Quantitative easing (QE) is a form of nontraditional monetary policy in which a central bank buys a large number of securities to stimulate the economy. If it worked well, the increase in the money supply would encourage lending, lower interest rates, and lead to economic growth.
Quantitative easing (QE) is a monetary policy measure in which a central bank buys predetermined amounts of government bonds or other financial assets (i.e., municipal bonds, corporate bonds, stocks, etc.) to inject money into the economy to expand economic activity. It is considered an unconventional form of monetary policy, which is generally used only when inflation is very low or negative and the usual monetary policy tools have become ineffective.
Similar to conventional open market operations to implement monetary policy, a central bank conducts quantitative easing by purchasing financial assets from commercial banks and other financial institutions. It thus raises the prices of these financial assets and lowers their yields while increasing the money supply. Unlike normal policy, however, quantitative easing involves the purchase of riskier assets on a large scale and over a predetermined period of time.

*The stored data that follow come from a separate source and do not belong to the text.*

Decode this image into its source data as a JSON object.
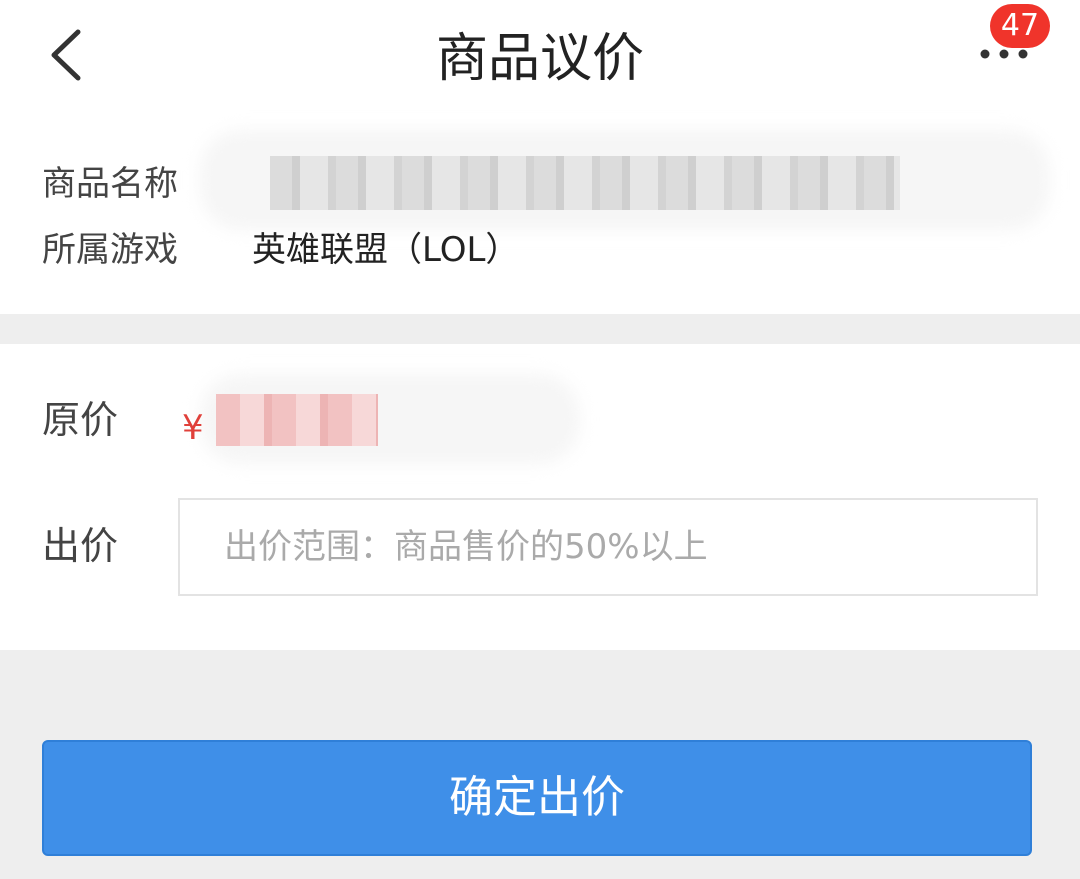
{
  "header": {
    "title": "商品议价",
    "back_icon": "chevron-left-icon",
    "more_icon": "more-dots-icon",
    "badge_count": "47",
    "badge_color": "#f0342b"
  },
  "product_info": {
    "name_label": "商品名称",
    "game_label": "所属游戏",
    "game_value": "英雄联盟（LOL）"
  },
  "price": {
    "original_label": "原价",
    "currency_symbol": "¥",
    "offer_label": "出价",
    "offer_placeholder": "出价范围：商品售价的50%以上",
    "offer_value": ""
  },
  "actions": {
    "confirm_label": "确定出价",
    "confirm_color": "#3f8fe8"
  },
  "colors": {
    "background": "#eeeeee",
    "price_red": "#e0403a"
  }
}
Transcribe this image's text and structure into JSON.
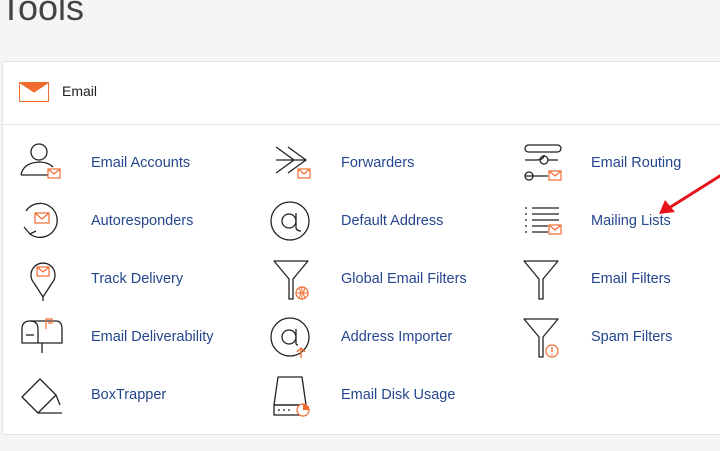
{
  "page": {
    "title": "Tools"
  },
  "section": {
    "label": "Email",
    "icon": "envelope-icon",
    "accent": "#f06b2f"
  },
  "items": [
    {
      "label": "Email Accounts",
      "icon": "user-mail-icon"
    },
    {
      "label": "Forwarders",
      "icon": "forward-arrow-icon"
    },
    {
      "label": "Email Routing",
      "icon": "routing-icon"
    },
    {
      "label": "Autoresponders",
      "icon": "autoresponder-icon"
    },
    {
      "label": "Default Address",
      "icon": "at-sign-icon"
    },
    {
      "label": "Mailing Lists",
      "icon": "list-mail-icon"
    },
    {
      "label": "Track Delivery",
      "icon": "location-pin-icon"
    },
    {
      "label": "Global Email Filters",
      "icon": "globe-filter-icon"
    },
    {
      "label": "Email Filters",
      "icon": "filter-icon"
    },
    {
      "label": "Email Deliverability",
      "icon": "mailbox-icon"
    },
    {
      "label": "Address Importer",
      "icon": "at-upload-icon"
    },
    {
      "label": "Spam Filters",
      "icon": "spam-filter-icon"
    },
    {
      "label": "BoxTrapper",
      "icon": "boxtrapper-icon"
    },
    {
      "label": "Email Disk Usage",
      "icon": "disk-usage-icon"
    }
  ],
  "colors": {
    "link": "#24468e",
    "icon_stroke": "#222222",
    "accent": "#f06b2f",
    "annotation_arrow": "#e8131a"
  }
}
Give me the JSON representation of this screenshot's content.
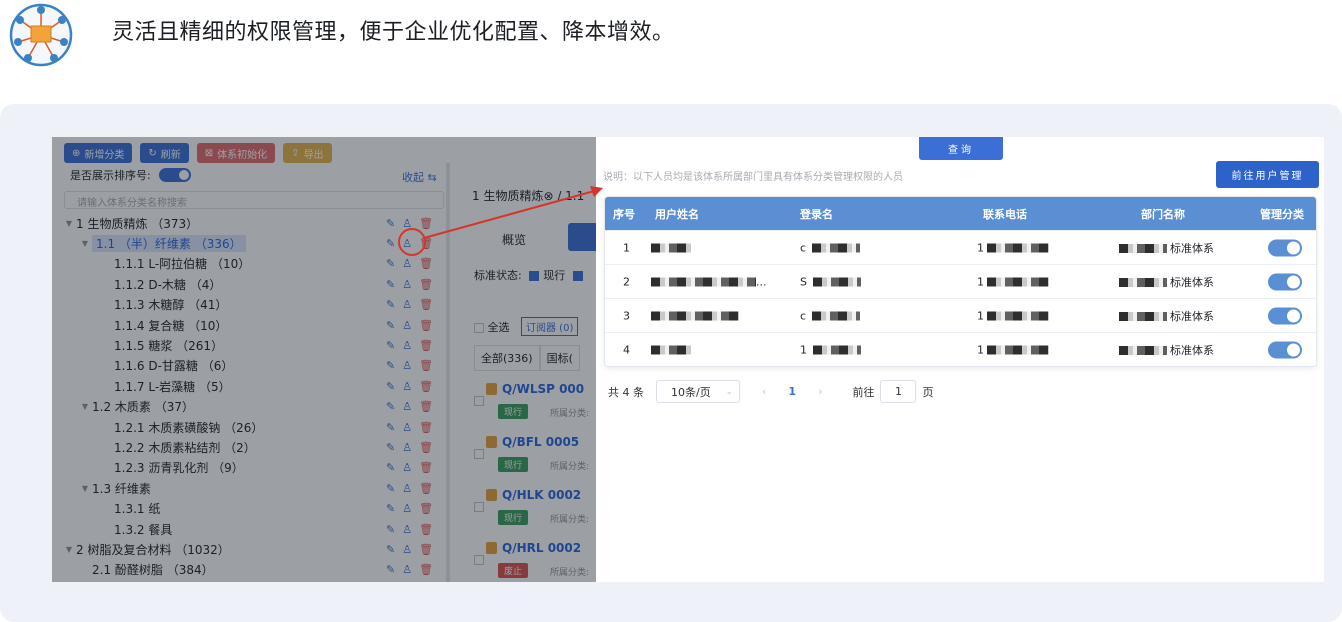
{
  "headline": "灵活且精细的权限管理，便于企业优化配置、降本增效。",
  "toolbar": {
    "add_category": "新增分类",
    "refresh": "刷新",
    "init_system": "体系初始化",
    "export": "导出"
  },
  "sort_label": "是否展示排序号:",
  "collapse_label": "收起",
  "tree_search_placeholder": "请输入体系分类名称搜索",
  "tree": [
    {
      "label": "1 生物质精炼 （373）",
      "level": 0,
      "caret": "▼"
    },
    {
      "label": "1.1 （半）纤维素 （336）",
      "level": 1,
      "caret": "▼",
      "selected": true
    },
    {
      "label": "1.1.1 L-阿拉伯糖 （10）",
      "level": 2
    },
    {
      "label": "1.1.2 D-木糖 （4）",
      "level": 2
    },
    {
      "label": "1.1.3 木糖醇 （41）",
      "level": 2
    },
    {
      "label": "1.1.4 复合糖 （10）",
      "level": 2
    },
    {
      "label": "1.1.5 糖浆 （261）",
      "level": 2
    },
    {
      "label": "1.1.6 D-甘露糖 （6）",
      "level": 2
    },
    {
      "label": "1.1.7 L-岩藻糖 （5）",
      "level": 2
    },
    {
      "label": "1.2 木质素 （37）",
      "level": 1,
      "caret": "▼"
    },
    {
      "label": "1.2.1 木质素磺酸钠 （26）",
      "level": 2
    },
    {
      "label": "1.2.2 木质素粘结剂 （2）",
      "level": 2
    },
    {
      "label": "1.2.3 沥青乳化剂 （9）",
      "level": 2
    },
    {
      "label": "1.3 纤维素",
      "level": 1,
      "caret": "▼"
    },
    {
      "label": "1.3.1 纸",
      "level": 2
    },
    {
      "label": "1.3.2 餐具",
      "level": 2
    },
    {
      "label": "2 树脂及复合材料 （1032）",
      "level": 0,
      "caret": "▼"
    },
    {
      "label": "2.1 酚醛树脂 （384）",
      "level": 1
    }
  ],
  "right_pane": {
    "title": "1 生物质精炼⊗ / 1.1",
    "tab_overview": "概览",
    "status_label": "标准状态:",
    "status_current": "现行",
    "select_all": "全选",
    "subscriber": "订阅器 (0)",
    "tab_all": "全部(336)",
    "tab_national": "国标(",
    "standards": [
      {
        "code": "Q/WLSP 000",
        "status": "现行",
        "meta": "所属分类:"
      },
      {
        "code": "Q/BFL 0005",
        "status": "现行",
        "meta": "所属分类:"
      },
      {
        "code": "Q/HLK 0002",
        "status": "现行",
        "meta": "所属分类:"
      },
      {
        "code": "Q/HRL 0002",
        "status": "废止",
        "meta": "所属分类:"
      }
    ]
  },
  "dialog": {
    "query_button": "查询",
    "note": "说明：以下人员均是该体系所属部门里具有体系分类管理权限的人员",
    "goto_user_button": "前往用户管理",
    "columns": [
      "序号",
      "用户姓名",
      "登录名",
      "联系电话",
      "部门名称",
      "管理分类"
    ],
    "rows": [
      {
        "index": "1",
        "name_suffix": "",
        "login_prefix": "c",
        "phone_prefix": "1",
        "dept": "标准体系",
        "managed": true
      },
      {
        "index": "2",
        "name_suffix": "...",
        "login_prefix": "S",
        "phone_prefix": "1",
        "dept": "标准体系",
        "managed": true
      },
      {
        "index": "3",
        "name_suffix": "",
        "login_prefix": "c",
        "phone_prefix": "1",
        "dept": "标准体系",
        "managed": true
      },
      {
        "index": "4",
        "name_suffix": "",
        "login_prefix": "1",
        "phone_prefix": "1",
        "dept": "标准体系",
        "managed": true
      }
    ],
    "pagination": {
      "total": "共 4 条",
      "page_size": "10条/页",
      "current_page": "1",
      "goto_label": "前往",
      "goto_value": "1",
      "page_unit": "页"
    }
  },
  "colors": {
    "primary": "#3c6fd6",
    "table_header": "#5b8fd4",
    "danger": "#d9534f",
    "success": "#3a9d5d",
    "annotation": "#d9342b"
  }
}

Central banks typically resort to quantitative easing when their nominal interest rate target approaches or reaches zero. Very low-interest rates lead to a liquidity trap, i.e., a situation in which people prefer to hold cash or very liquid assets in the face of low yields on other financial assets. This makes it difficult for interest rates to fall below zero; monetary authorities can then use quantitative easing to further stimulate the economy rather than trying to lower the interest rate further.
Quantitative easing can theoretically help pull the economy out of recession and ensure that inflation does not fall below the central bank's inflation target. However, QE programs are also criticized for their risks and side effects. Quantitative easing was implemented by all major central banks around the world after the 2008 global financial crisis and again in response to the COVID-19 pandemic.